Read on for tips to help when ordering them as well as creating your own. Bon appétit!
The explosion in popularity of charcuterie boards seems to have come out of thin air. The concept even seems too simplistic to be taken seriously. Some have passed it off as an Instagram trend that is sure to lie in the past fads graveyard. In contrast, charcuterie and cheese boards have staked their claim in the artisanal food movement.
Consumers' growing interest in craft foods has transformed how we view the ingredients we consume. Pair this with the do-it-yourself nature of creating charcuterie boards and the ability to add your own unique flair, and we do not see them going anywhere. With this in mind, it's time to know more about creating them yourself. The concern should be focused on quality ingredients and authenticity when it comes to charcuterie boards. This focus will lead to a unique fusion of textures and flavors.

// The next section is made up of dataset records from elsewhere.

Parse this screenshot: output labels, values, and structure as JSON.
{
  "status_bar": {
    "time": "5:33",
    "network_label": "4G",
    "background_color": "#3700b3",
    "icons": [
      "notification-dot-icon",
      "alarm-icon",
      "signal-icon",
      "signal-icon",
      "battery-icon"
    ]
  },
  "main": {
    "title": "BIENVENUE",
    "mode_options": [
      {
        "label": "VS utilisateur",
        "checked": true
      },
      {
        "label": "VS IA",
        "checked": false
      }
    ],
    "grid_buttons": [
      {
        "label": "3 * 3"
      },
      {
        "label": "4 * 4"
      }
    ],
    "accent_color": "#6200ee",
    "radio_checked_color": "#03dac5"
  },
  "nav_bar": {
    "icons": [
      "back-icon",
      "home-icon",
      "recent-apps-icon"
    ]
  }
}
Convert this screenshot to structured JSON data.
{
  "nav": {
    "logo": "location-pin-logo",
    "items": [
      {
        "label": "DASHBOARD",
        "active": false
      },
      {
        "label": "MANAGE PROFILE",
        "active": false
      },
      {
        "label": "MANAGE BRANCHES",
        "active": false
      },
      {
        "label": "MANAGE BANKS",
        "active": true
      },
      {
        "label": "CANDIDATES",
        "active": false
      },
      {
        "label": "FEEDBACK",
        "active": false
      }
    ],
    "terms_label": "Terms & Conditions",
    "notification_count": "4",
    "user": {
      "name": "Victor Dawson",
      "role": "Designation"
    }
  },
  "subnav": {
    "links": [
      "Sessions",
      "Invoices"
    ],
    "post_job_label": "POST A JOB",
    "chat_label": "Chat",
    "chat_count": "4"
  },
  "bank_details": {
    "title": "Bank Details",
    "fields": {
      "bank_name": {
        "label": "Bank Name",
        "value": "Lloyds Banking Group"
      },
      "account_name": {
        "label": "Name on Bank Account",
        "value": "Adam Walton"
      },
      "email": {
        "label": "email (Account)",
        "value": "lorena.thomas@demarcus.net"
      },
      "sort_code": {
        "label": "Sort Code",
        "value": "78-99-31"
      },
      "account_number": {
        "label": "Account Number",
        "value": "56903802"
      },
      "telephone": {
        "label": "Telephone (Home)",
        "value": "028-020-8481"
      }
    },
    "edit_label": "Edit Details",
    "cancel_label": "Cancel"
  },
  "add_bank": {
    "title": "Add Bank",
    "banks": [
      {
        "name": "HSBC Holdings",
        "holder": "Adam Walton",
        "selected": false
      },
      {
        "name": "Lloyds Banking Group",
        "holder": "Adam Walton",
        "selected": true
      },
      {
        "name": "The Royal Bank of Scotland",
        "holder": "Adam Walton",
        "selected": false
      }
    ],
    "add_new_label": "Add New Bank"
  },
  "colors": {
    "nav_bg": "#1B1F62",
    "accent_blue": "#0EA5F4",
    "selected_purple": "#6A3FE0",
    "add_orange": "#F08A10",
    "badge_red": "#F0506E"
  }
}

When it comes to the in-town experts on pulling together charcuterie boards, we turned to St. James Cheese Company, whose mission since 2006 has been to pioneer bringing artisanal and farmhouse cheeses to the area. They now have two locations, one Uptown and one in the Warehouse District, that feature an exceptional array of high-quality products. While they have a dining experience that provides salads and sandwiches, offerings also include creating your own charcuterie boards. At the Uptown location, they host classes to learn how to create your own boards and have an exciting lineup for the month of October. Cheese classes include:
Prost: Celebrating Oktoberfest with German cheeses and beer, featuring special guests from Columbia cheese and kaeskuche.
Spooky Cheese Night: Fun seasonal cheeses for Halloween.
Nightmare Cheeses: Fools rush in where mongers fear to tread.
While their classes are not to be missed, St. James Cheese Company provided us with some insider information on creating charcuterie boards via the Director of Cheese Education, Molly Bourg. Despite Molly's title, they acknowledged that it can seem intimidating at first to make them but emphasized it doesn't need to be. Some great tips they shared include the following:
Variety is key. You should incorporate a hard cheese, a soft cheese, and a wild card. Also including different milk types can really add another dimension.
While a minimalist board can be done, it is more difficult, and overall more is more. Don't be afraid to bump it up.
Themes to your board can be great, and you can incorporate it into your evening (for instance, if you are going for a movie night with a British film and want to do a cheddar, brie, and blue)
Accompaniments are great and add elements like a good crunch. Great examples are fresh and dried fruit, relish, jams, honey, and even things you wouldn't expect such as caramel popcorn
While prosciutto is the most popular meat to include, other great options include bresaola, duck, and paté
Molly also shared some helpful pairing strategies. The concept of terroir, which is often associated with wine, also applies to cheese. It means what grows together, goes together. They also offered three ideas of compliment, contrast, or medium. While the first two are self explanatory, the medium strategy is meant for items to not overshadow one another. To help you experiment with these new found tips, in the month of October, St. James Cheese Company will feature some unique offerings, including projects in collaboration with local breweries. One of these is Tulip Tree, washed with schwarzbier from Miel Brewing, and a triple cream washed rind—stinky and strong.
A final fun misnomer Molly shared with us from the industry is that charcuterie does not actually mean the inclusion of cheese. The French origins of charcuterie translate to cooked (cuit) flesh (chair) According to corkdining.com, charcuterie became more popularized in the 15th century France which described shops selling meat products so the offal parts of the pig did not go to waste. Despite how far this concept has come, the roots of this can still apply, and really, it is about your creating a personal mix. For more information on how St. James Cheese Company can help you choose what should land on your board visit stjamescheese.com.
Living up to its status as a foodie city, there are plenty of other great restaurants to grab charcuterie boards.
Toup's Meatery: While they feature a board with three cheeses, fruits, and nuts, they also serve "the Meatery Board,'' which includes house-made fresh and cured meats with condiments. There's nothing wrong with ordering both to indulge yourself.
Bayou Wine Garden: Served with baguette, chutney, roasted pecans, mustards, and house pickles this is enough to draw you in, but the option to customize your numbers of meats and cheeses seals the deal.
The Vintage: Just one of the many delectable bites they have to offer, but it's an impressive board at a reasonable price with three cheeses, meats, and accouterments, with both crackers and bread.
Vessel NOLA: Their board features a seasonal rotation of cheeses and jams, with candied pecans, fresh berries, and focaccia crostini to keep things interesting.